I have voted for you as a witness now. You have been showing hardworking on steemit to move it forward. Keep growing

Thank you!

just upvoted and left a reply on your post. follow me guys so i will show you flames at upvoting and replying

thank you for this post. your post is super interesting and attractive, i suggest you continue posting such nice posts

thank you

Awesome!
I was just in the process of syncing and knew it would take at least 3 more days. I have downloaded your snapshot and will give it a try. This could reduce the syncing time by so much!

It takes 6-7 days at best. The progress bar is misleading :)

I guessed so, I think I was at block 5 Million after around 24 hours. And the first 5 Million blocks are probably less filled than what is coming later :D
I am in the process of syncing your snapshot now.

Great! Let me know if you encounter any issues. Also, make sure you have PostgreSQL 10.6. This backup is not compatible with other PostgreSQL versions.

So far so good, a couple of minor things.

It seems I had PostgreSQL 9.5 on my system. Then installing with your instructions worked fine. And all the continuing step also.

Only thing that did not really work was your import command. Due to the password missing. Setting md5 as method requires the password input.
Therefore I used a query like this to import, as you can read in the cited source:

psql --host=localhost --dbname=hive --username=hive -f hive_latest.sql

it the import (psql..) prints errors while importing the database, what you have is/will be a corrupted database. Somebody tried with 10.5 and failed.

That is also something I noticed. I dumped my previously synced database before importing.

I have confirmed running 10.6

I have the database crashing at 120GB with the following message:

psql:hive_latest.sql:345205000: ERROR:  missing data for column "img_url"
CONTEXT:  COPY hive_posts_cache, line 56927356: "57289501       breili  magicalliteraturenaturespirits-kcl8bly83b       steempress      0       1       60.4199982      0       19      19      Magical ..."

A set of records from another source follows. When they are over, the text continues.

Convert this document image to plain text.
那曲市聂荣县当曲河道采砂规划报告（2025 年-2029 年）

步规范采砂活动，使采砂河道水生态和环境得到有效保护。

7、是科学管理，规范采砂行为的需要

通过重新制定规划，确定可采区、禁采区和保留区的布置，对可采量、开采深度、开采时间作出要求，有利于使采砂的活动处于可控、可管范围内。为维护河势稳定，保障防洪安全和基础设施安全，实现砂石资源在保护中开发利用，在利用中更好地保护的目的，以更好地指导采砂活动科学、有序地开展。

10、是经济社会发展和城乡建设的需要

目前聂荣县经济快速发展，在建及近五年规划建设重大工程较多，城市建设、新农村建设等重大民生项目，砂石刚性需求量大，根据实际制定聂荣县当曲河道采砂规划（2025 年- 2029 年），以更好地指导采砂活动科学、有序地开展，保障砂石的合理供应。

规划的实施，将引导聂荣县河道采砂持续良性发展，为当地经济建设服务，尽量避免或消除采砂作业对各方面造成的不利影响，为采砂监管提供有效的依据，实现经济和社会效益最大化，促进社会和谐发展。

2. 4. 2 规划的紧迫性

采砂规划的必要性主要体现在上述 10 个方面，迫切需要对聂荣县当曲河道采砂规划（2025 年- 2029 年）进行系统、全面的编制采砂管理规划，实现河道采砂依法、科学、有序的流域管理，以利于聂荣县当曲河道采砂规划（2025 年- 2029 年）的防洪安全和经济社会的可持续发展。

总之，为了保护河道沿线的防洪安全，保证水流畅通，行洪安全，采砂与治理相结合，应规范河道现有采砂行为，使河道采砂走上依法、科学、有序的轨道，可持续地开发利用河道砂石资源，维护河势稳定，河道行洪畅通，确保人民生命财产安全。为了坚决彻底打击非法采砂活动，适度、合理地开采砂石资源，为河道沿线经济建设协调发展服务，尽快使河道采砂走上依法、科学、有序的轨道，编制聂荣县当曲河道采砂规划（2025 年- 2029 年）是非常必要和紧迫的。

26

You’re importing with -f hive_latest.sql instead of console stream, right?

btw, my id is emrebeyler#9263 on discord. Shoot a dm :)

A very informative article. Thank you for this information

Posted using Partiko Android

So the crypto universe is moving forward.
I bet you ✌

Congratulations @emrebeyler!
Your post was mentioned in the Steem Hit Parade in the following category:

  • Pending payout - Ranked 4 with $ 122,29

This post has been included in the latest edition of SoS Daily News - a digest of all you need to know about the State of Steem.